Le gouvernement bruxellois a sélectionné un site pour la construction d'une unité de biométhanisation

- Publié le 30-03-2022 à 17h01
- Mis à jour le 30-03-2022 à 17h03

On en parle depuis presque 15 ans en région bruxelloise… Le gouvernement bruxellois devrait bel et bien valider ce jeudi l'emplacement choisi pour la construction d'une unité de biométhanisation.
C'est le site de la station d'épuration de Bruxelles-Nord, à Haren, entre le pont de Buda sur la Senne et l'avenue de Vilvorde, qui a été choisi.
L'unité sera accolée à la station d'épuration, sur un site qui appartient déjà à la région bruxelloise. Elle se trouvera par ailleurs à proximité du nouveau centre de recyclage qui ouvrira ses portes en 2024.
Ce site présente l'atout de se situer dans une zone industrielle où il ne devrait pas gêner de riverains, les unités de biométhanisation dégageant de mauvaises odeurs.
30.000 tonnes de déchets par an
Autre avantage : l'énergie produite par l'usine de biométhanisation servira directement à la station d'épuration, qui en est une grande consommatrice.
Cette décision s'inscrit dans la perspective de la diminution d'émissions de CO2 et d'une plus grande indépendance énergétique, et d'une baisse du coût de traitement des déchets.
L'unité sera principalement alimentée par les déchets issus des sacs orange, où certains Bruxellois jettent leurs déchets alimentaires.
Actuellement, leur usage n'est toutefois pas obligatoire. Et la majorité des déchets alimentaires (produits périmés, épluchures etc) continuent de se retrouver dans les sacs blancs, avant d'être envoyés à l'incinérateur.

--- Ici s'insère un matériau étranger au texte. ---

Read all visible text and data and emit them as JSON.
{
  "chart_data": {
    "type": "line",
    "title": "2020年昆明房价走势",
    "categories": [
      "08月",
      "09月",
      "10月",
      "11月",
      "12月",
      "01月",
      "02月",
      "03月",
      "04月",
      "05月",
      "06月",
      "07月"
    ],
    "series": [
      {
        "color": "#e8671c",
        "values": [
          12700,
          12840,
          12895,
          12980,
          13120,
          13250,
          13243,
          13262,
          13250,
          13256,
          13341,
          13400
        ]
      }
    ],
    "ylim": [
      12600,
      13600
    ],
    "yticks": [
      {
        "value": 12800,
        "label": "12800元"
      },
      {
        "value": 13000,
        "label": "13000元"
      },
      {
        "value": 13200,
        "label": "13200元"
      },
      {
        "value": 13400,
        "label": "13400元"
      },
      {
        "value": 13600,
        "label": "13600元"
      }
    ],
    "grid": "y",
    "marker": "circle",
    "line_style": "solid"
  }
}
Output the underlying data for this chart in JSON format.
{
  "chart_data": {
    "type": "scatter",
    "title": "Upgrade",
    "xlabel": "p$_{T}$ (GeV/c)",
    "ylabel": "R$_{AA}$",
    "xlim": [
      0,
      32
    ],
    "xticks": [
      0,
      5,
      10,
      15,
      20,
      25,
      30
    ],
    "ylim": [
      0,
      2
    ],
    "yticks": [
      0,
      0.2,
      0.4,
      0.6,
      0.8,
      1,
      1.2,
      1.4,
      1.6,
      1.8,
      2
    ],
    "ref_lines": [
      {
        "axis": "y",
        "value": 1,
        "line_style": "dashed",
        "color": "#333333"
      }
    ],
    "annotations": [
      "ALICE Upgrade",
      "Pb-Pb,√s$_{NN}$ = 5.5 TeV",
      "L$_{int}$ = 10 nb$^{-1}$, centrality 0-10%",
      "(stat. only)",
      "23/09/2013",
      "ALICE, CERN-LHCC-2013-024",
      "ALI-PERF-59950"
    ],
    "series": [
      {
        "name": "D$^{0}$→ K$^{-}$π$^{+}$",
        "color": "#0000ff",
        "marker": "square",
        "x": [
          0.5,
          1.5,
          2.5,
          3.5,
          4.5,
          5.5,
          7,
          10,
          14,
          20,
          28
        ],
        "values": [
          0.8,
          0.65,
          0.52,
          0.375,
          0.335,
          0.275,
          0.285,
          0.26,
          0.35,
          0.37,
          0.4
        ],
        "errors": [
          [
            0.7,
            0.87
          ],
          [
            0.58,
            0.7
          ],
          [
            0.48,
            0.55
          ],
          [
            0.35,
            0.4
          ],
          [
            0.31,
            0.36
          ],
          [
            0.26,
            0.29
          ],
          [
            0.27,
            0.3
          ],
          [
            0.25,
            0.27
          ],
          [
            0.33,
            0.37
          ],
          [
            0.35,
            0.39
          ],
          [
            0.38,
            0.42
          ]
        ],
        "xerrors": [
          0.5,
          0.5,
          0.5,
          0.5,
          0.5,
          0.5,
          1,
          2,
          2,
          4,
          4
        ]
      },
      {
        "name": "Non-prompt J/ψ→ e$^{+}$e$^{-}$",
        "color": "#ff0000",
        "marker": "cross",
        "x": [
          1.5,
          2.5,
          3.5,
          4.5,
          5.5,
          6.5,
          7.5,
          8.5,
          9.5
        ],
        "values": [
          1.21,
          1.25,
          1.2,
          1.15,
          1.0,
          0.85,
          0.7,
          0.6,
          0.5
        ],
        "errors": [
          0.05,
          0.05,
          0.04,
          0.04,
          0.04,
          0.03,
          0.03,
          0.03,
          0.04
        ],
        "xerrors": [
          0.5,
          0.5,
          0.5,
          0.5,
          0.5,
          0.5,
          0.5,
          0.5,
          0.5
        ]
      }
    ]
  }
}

Toutefois, l'obligation européenne de trier les déchets organiques, qui prendra cours en 2024, va modifier cette donne. Et systématiser la récolte de ces déchets organiques.
L'unité de bio-méthanisation aura une capacité de 25.000 à 30.000 tonnes de déchets méthanisables par an.
À ces volumes s'ajouteront 5.000 tonnes de déchets verts et compost (feuilles, herbes de tonte etc.) issus des sacs-poubelles verts.
"Ces 30.000 à 35.000 tonnes annuelles seront transformées en biogaz. Elles produiront de la chaleur et de l'électricité par cogénération, mais aussi une autre partie sous forme de biocarburant", nous précise le porte-parole d'Alain Maron (Ecolo), ministre bruxellois de l'Environnement, qui porte le projet.
L'équivalent de deux éoliennes
La biométhanisation, processus biologique inspiré de la digestion naturelle des ruminants, permet de collecter de l'énergie à partir de la dégradation de matières organiques. "C'est important de collecter ces déchets séparément pour les valoriser. On veut sortir de la logique où on envoie trop facilement les déchets à l'incinérateur", reprend le cabinet d'Alain Maron.
En termes de production, le gouvernement table sur une production nette d'électricité de 4.275 MWhe/an, soit la consommation de 4.000 habitants et une production nette de chaleur de 4.000 MWhth/an (800 habitants) mais aussi, pour le biogaz, de 107 Nm3/t.
"La production d'électricité totale correspond à la production de deux éoliennes terrestres", précise le porte-parole d'Alain Maron.
Le nom de l'opérateur n'est pas tranché. Véolia a été cité par le passé, mais le cabinet Maron assure que toutes les options sont possibles.
Une fois l'emplacement du site validé, des analyses devront être lancées et des travaux réalisés. Alain Maron table sur une mise en service du site au plus tard en 2026, pour un coût total du projet estimé à entre 30 et 40 millions €.